December was the first month when she had 3 weeks of not being very sick. She had a stomach flu but recovered quite quickly but nothing else. We kept her at home when we heard that the stomach flu was going around the day care, so we kept her home. But even two weeks later she still caught it. So this was a milestone for us.
It was quite interesting to see that her eating preferences were the things that she ate when she just started eating 2 years ago. When we just started the eating school. And even with an the setbacks her weight was still in the healthy range.
Chicken pox vaccination
I read online that the chicken pox were also spreading, especially after the Covid restrictions were loosened. Some children can get very sick, and for children with eating disorders it’s even worse. Next to that Elodie can’t stop scratching when she is itchy, and I don’t want her to be covered in scars. So we decided to vaccinate her against the chicken pox. I am happy we did as we would later learn that there were a few cases at school.

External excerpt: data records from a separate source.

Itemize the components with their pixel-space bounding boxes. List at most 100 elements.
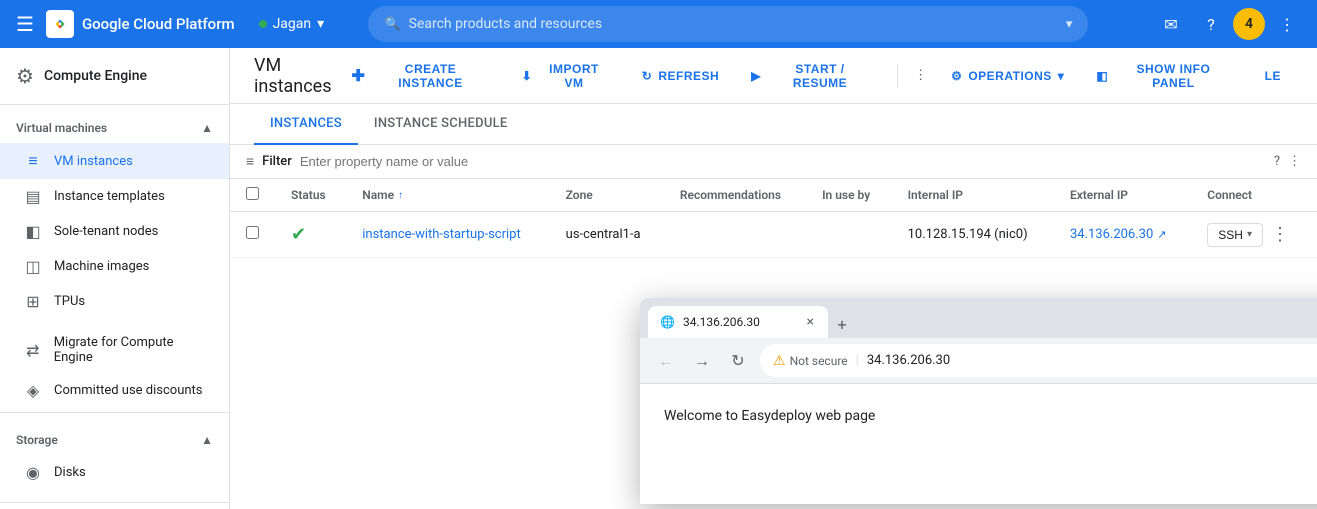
browser-url-text: 34.136.206.30 bbox=[867, 353, 950, 368]
filter-bar: ≡ Filter ? ⋮ bbox=[230, 145, 1317, 179]
machine-images-icon: ◫ bbox=[24, 257, 42, 276]
sidebar-item-vm-instances[interactable]: ≡ VM instances bbox=[0, 143, 229, 179]
create-instance-label: CREATE INSTANCE bbox=[371, 62, 489, 90]
compute-engine-icon: ⚙ bbox=[16, 64, 34, 88]
filter-label: Filter bbox=[262, 154, 292, 169]
browser-content: Welcome to Easydeploy web page bbox=[640, 384, 1317, 504]
filter-icon: ≡ bbox=[246, 153, 254, 170]
browser-tab[interactable]: 🌐 34.136.206.30 × bbox=[648, 306, 828, 338]
sidebar-item-instance-templates[interactable]: ▤ Instance templates bbox=[0, 179, 229, 214]
browser-forward-button[interactable]: → bbox=[688, 347, 716, 375]
not-secure-icon: ⚠ bbox=[773, 353, 786, 369]
name-sort-icon: ↑ bbox=[398, 190, 403, 201]
search-placeholder: Search products and resources bbox=[409, 16, 1058, 32]
global-search[interactable]: 🔍 Search products and resources ▾ bbox=[368, 6, 1088, 42]
row-external-ip-cell: 34.136.206.30 ↗ bbox=[1054, 212, 1191, 258]
disks-icon: ◉ bbox=[24, 463, 42, 482]
browser-popup: 🌐 34.136.206.30 × + − □ × ← → ↻ bbox=[640, 298, 1317, 504]
select-all-checkbox[interactable] bbox=[246, 187, 259, 200]
project-selector[interactable]: Jagan ▾ bbox=[251, 12, 333, 36]
sidebar-item-machine-images[interactable]: ◫ Machine images bbox=[0, 249, 229, 284]
browser-back-button[interactable]: ← bbox=[652, 347, 680, 375]
more-options-button[interactable]: ⋮ bbox=[1269, 6, 1305, 42]
col-header-zone: Zone bbox=[550, 179, 664, 212]
create-instance-icon: ✚ bbox=[351, 66, 365, 86]
virtual-machines-section: Virtual machines ▲ ≡ VM instances ▤ Inst… bbox=[0, 105, 229, 327]
row-checkbox-cell[interactable] bbox=[230, 212, 275, 258]
virtual-machines-section-header[interactable]: Virtual machines ▲ bbox=[0, 113, 229, 143]
header-more-icon[interactable]: ⋮ bbox=[910, 64, 931, 87]
url-separator: | bbox=[856, 353, 859, 368]
project-chevron-icon: ▾ bbox=[317, 16, 324, 32]
project-name: Jagan bbox=[273, 16, 312, 32]
filter-input[interactable] bbox=[300, 154, 1266, 169]
browser-tab-title: 34.136.206.30 bbox=[683, 315, 797, 329]
sidebar-item-migrate-label: Migrate for Compute Engine bbox=[54, 335, 213, 365]
show-info-panel-button[interactable]: ◧ SHOW INFO PANEL bbox=[1084, 56, 1244, 96]
tab-instance-schedule[interactable]: INSTANCE SCHEDULE bbox=[358, 104, 524, 145]
sidebar-header: ⚙ Compute Engine bbox=[0, 48, 229, 105]
operations-icon: ⚙ bbox=[951, 69, 962, 83]
sidebar-item-vm-instances-label: VM instances bbox=[54, 154, 133, 169]
browser-controls: ← → ↻ ⚠ Not secure | 34.136.206.30 ☆ 🧩 ⋮ bbox=[640, 338, 1317, 384]
ssh-label: SSH bbox=[1218, 228, 1243, 242]
tab-instance-schedule-label: INSTANCE SCHEDULE bbox=[374, 116, 508, 131]
filter-help-icon[interactable]: ? bbox=[1274, 154, 1280, 169]
user-avatar[interactable]: 4 bbox=[1233, 8, 1265, 40]
external-ip-link[interactable]: 34.136.206.30 ↗ bbox=[1070, 227, 1175, 242]
sidebar-item-committed-use-label: Committed use discounts bbox=[54, 383, 203, 398]
operations-button[interactable]: ⚙ OPERATIONS ▾ bbox=[939, 63, 1076, 89]
col-header-name[interactable]: Name ↑ bbox=[346, 179, 549, 212]
main-content: VM instances ✚ CREATE INSTANCE ⬇ IMPORT … bbox=[230, 48, 1317, 509]
learn-button[interactable]: LE bbox=[1253, 63, 1293, 89]
refresh-icon: ↻ bbox=[642, 69, 653, 83]
start-resume-button[interactable]: ▶ START / RESUME bbox=[739, 56, 885, 96]
storage-section-header[interactable]: Storage ▲ bbox=[0, 425, 229, 455]
help-button[interactable]: ? bbox=[1193, 6, 1229, 42]
storage-collapse-icon: ▲ bbox=[201, 433, 213, 447]
browser-tab-close-icon[interactable]: × bbox=[805, 312, 816, 332]
show-info-panel-label: SHOW INFO PANEL bbox=[1114, 62, 1233, 90]
header-select-all[interactable] bbox=[230, 179, 275, 212]
create-instance-button[interactable]: ✚ CREATE INSTANCE bbox=[339, 56, 501, 96]
sidebar-item-tpus[interactable]: ⊞ TPUs bbox=[0, 284, 229, 319]
row-status-cell: ✔ bbox=[275, 212, 346, 258]
col-header-status: Status bbox=[275, 179, 346, 212]
app-title: Google Cloud Platform bbox=[82, 15, 235, 33]
browser-tab-bar: 🌐 34.136.206.30 × + − □ × bbox=[640, 298, 1317, 338]
sidebar-item-sole-tenant[interactable]: ◧ Sole-tenant nodes bbox=[0, 214, 229, 249]
browser-tab-favicon: 🌐 bbox=[660, 315, 675, 329]
storage-label: Storage bbox=[16, 433, 58, 447]
tab-instances[interactable]: INSTANCES bbox=[254, 104, 358, 145]
browser-reload-button[interactable]: ↻ bbox=[724, 347, 752, 375]
sidebar-service-title: Compute Engine bbox=[44, 68, 147, 84]
browser-url-bar[interactable]: ⚠ Not secure | 34.136.206.30 ☆ 🧩 ⋮ bbox=[760, 344, 1317, 377]
sidebar: ⚙ Compute Engine Virtual machines ▲ ≡ VM… bbox=[0, 48, 230, 509]
sidebar-item-migrate[interactable]: ⇄ Migrate for Compute Engine bbox=[0, 327, 229, 373]
refresh-label: REFRESH bbox=[658, 69, 719, 83]
sidebar-item-disks[interactable]: ◉ Disks bbox=[0, 455, 229, 490]
instance-name-link[interactable]: instance-with-startup-script bbox=[362, 227, 520, 242]
browser-new-tab-button[interactable]: + bbox=[828, 310, 856, 338]
sidebar-item-tpus-label: TPUs bbox=[54, 294, 85, 309]
ssh-button[interactable]: SSH ▾ bbox=[1207, 223, 1263, 247]
row-zone-cell: us-central1-a bbox=[550, 212, 664, 258]
menu-icon[interactable]: ☰ bbox=[12, 8, 38, 40]
sidebar-divider bbox=[0, 412, 229, 413]
operations-chevron-icon: ▾ bbox=[1058, 69, 1065, 83]
import-vm-button[interactable]: ⬇ IMPORT VM bbox=[510, 56, 622, 96]
sidebar-item-instance-templates-label: Instance templates bbox=[54, 189, 165, 204]
row-checkbox[interactable] bbox=[246, 226, 259, 239]
browser-content-text: Welcome to Easydeploy web page bbox=[664, 408, 1317, 424]
import-vm-label: IMPORT VM bbox=[538, 62, 610, 90]
refresh-button[interactable]: ↻ REFRESH bbox=[630, 63, 731, 89]
table-header-row: Status Name ↑ Zone Recommendations In us… bbox=[230, 179, 1317, 212]
status-running-icon: ✔ bbox=[291, 224, 306, 245]
sidebar-item-committed-use[interactable]: ◈ Committed use discounts bbox=[0, 373, 229, 408]
instance-templates-icon: ▤ bbox=[24, 187, 42, 206]
filter-more-icon[interactable]: ⋮ bbox=[1288, 154, 1301, 169]
row-more-icon[interactable]: ⋮ bbox=[1267, 222, 1293, 247]
search-expand-icon: ▾ bbox=[1066, 17, 1073, 32]
mail-button[interactable]: ✉ bbox=[1153, 6, 1189, 42]
col-header-external-ip: External IP bbox=[1054, 179, 1191, 212]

The nice thing about day care was that she learned to eat new things, and would try new things increasingly. Especially when her favourite teacher was at the day care, I think she liked to make her proud and feel good about herself after the compliments. She was also open to ‘food and eating rules’ at the day care, even though they were less strict due Elodie. She would eat some fruit, 1 slice of bread, milk, cookies, and wild occasionally try new things. Maybe it’s peer pressure as well, or trying new things because she saw other kids enjoying it. Probably a bunch of factors combined,
Also, being around other children, making friends, getting into ‘fights’, being in another environment without me and trusting and feeling safe with others was good for her development. She learned so much, it was amazing to see. The teachers (us too) were very happy with this progress. Saying goodbye to the first ‘institution’ and teachers who were friendly to us and looked very well after Elodie was emotional and scary. These people are real gems.
Just a month later Elodie would start primary school. This was very exciting for us. We have worked so hard to make it (the eating) work for this moment. That she has enough energy to go through a normal school day. That she can eat a bit, so she won’t be hungry or feel left out. New teachers, new routines, new kids. As Elodie is highly sensitive as well it worried us quite a bit. Will she enjoy it? Will she eat? Will she complain every day that she doesn’t want to go?